Bratislava city centre working on low-emission zones

Slovak towns and cities have been able to establish low-emission zones for three years now.

Bratislava's Old Town borough is working on the launch of low-emission zones.Bratislava's Old Town borough is working on the launch of low-emission zones. (Source: AP/TASR)

Bratislava is to join other cities with low-emission zones. The 17 individual boroughs that make up the city will be able to decide for themselves where exactly they would create such zones. Bratislava’s Old Town city borough, which includes the city centre, claims that the launch of the low-emission zones should not only prevent cars that do not meet emission standards set by law from entering the city centre, but also deter vehicles from passing through the borough. The Old Town intends to launch its low-emission zones mainly in residential zones with third- and fourth-class roads which means vehicles could bypass them using first- and second-class roads, as required.

“Whether Bratislava’s other boroughs decide to launch low-emission zones will depend on their mayors and councillors,” said Zuzana Aufrichtová, mayor of the Old Town borough.

Slovak legislation has enabled towns and villages to establish low-emission zones on their territories since 2016, after Slovakia transposed the respective European Union legislation, but no such zones have been created in any Slovak cities so far.

In Bratislava, with its 17 boroughs, the creation of low-emission zones was practically impossible as the city council administered the first- and second-class roads which would be used for bypassing the low-emission zones, while the boroughs administered the third- and fourth-class roads. In June, at the impetus of Aufrichtová, this changed and now the boroughs administer the roads of all four classes.

The Old Town has not yet defined precisely the specific features of its future low-emission zones.
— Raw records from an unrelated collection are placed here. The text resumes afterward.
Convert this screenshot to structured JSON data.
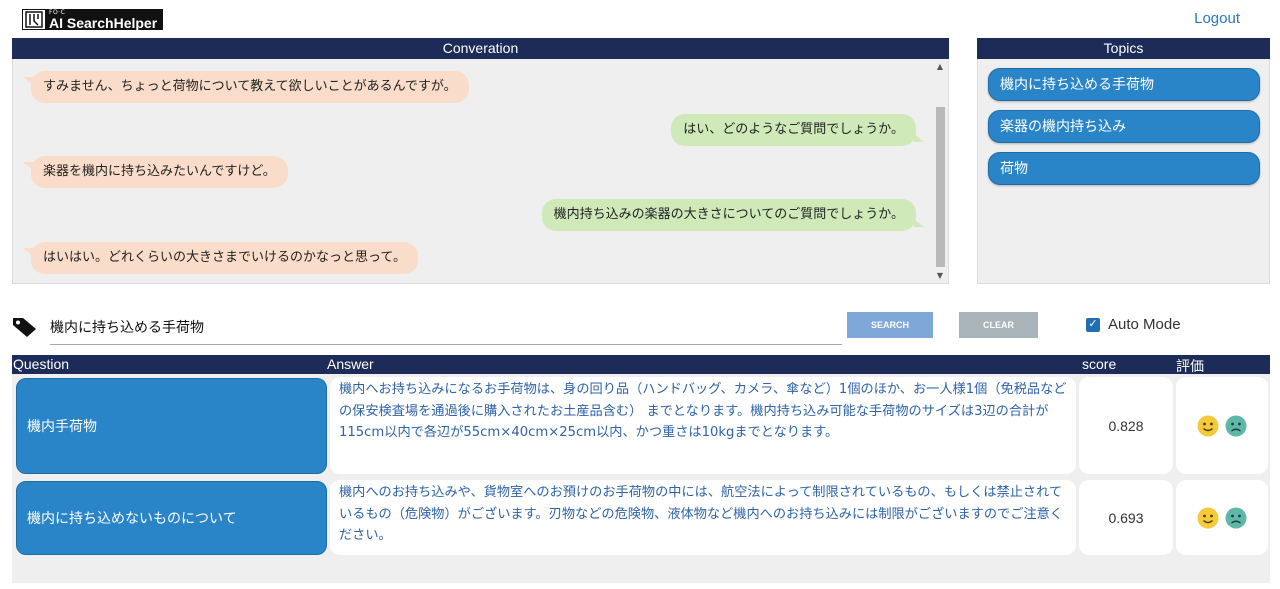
{
  "header": {
    "logo_small": "FO‧C",
    "logo_text": "AI SearchHelper",
    "logout_label": "Logout"
  },
  "conversation": {
    "title": "Converation",
    "messages": [
      {
        "role": "user",
        "text": "すみません、ちょっと荷物について教えて欲しいことがあるんですが。"
      },
      {
        "role": "bot",
        "text": "はい、どのようなご質問でしょうか。"
      },
      {
        "role": "user",
        "text": "楽器を機内に持ち込みたいんですけど。"
      },
      {
        "role": "bot",
        "text": "機内持ち込みの楽器の大きさについてのご質問でしょうか。"
      },
      {
        "role": "user",
        "text": "はいはい。どれくらいの大きさまでいけるのかなっと思って。"
      }
    ]
  },
  "topics": {
    "title": "Topics",
    "items": [
      {
        "label": "機内に持ち込める手荷物"
      },
      {
        "label": "楽器の機内持ち込み"
      },
      {
        "label": "荷物"
      }
    ]
  },
  "search": {
    "value": "機内に持ち込める手荷物",
    "search_label": "SEARCH",
    "clear_label": "CLEAR",
    "auto_mode_label": "Auto Mode",
    "auto_mode_checked": true
  },
  "results": {
    "headers": {
      "question": "Question",
      "answer": "Answer",
      "score": "score",
      "rating": "評価"
    },
    "rows": [
      {
        "question": "機内手荷物",
        "answer": "機内へお持ち込みになるお手荷物は、身の回り品（ハンドバッグ、カメラ、傘など）1個のほか、お一人様1個（免税品などの保安検査場を通過後に購入されたお土産品含む） までとなります。機内持ち込み可能な手荷物のサイズは3辺の合計が115cm以内で各辺が55cm×40cm×25cm以内、かつ重さは10kgまでとなります。",
        "score": "0.828"
      },
      {
        "question": "機内に持ち込めないものについて",
        "answer": "機内へのお持ち込みや、貨物室へのお預けのお手荷物の中には、航空法によって制限されているもの、もしくは禁止されているもの（危険物）がございます。刃物などの危険物、液体物など機内へのお持ち込みには制限がございますのでご注意ください。",
        "score": "0.693"
      }
    ]
  },
  "colors": {
    "navy": "#1c2b57",
    "topic_blue": "#2a85c8",
    "user_bubble": "#f9dcc9",
    "bot_bubble": "#cfe9b9",
    "answer_text": "#2f63a8",
    "link": "#2a78c8"
  },
  "icons": {
    "tag": "tag-icon",
    "good": "smile-face-icon",
    "bad": "frown-face-icon",
    "check": "checkbox-checked-icon"
  }
}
Cars not meeting the emission standards that are used by handicapped people, as well business entities, should be exempt from the ban on entering the zones.

“It’s up to the individual boroughs to decide who will get an exemption,” said Aufrichtová.

In the Old Town, the process of creating the low-emission zones is in the data collection phase and the borough has not yet specified when it plans to launch the low-emission zones.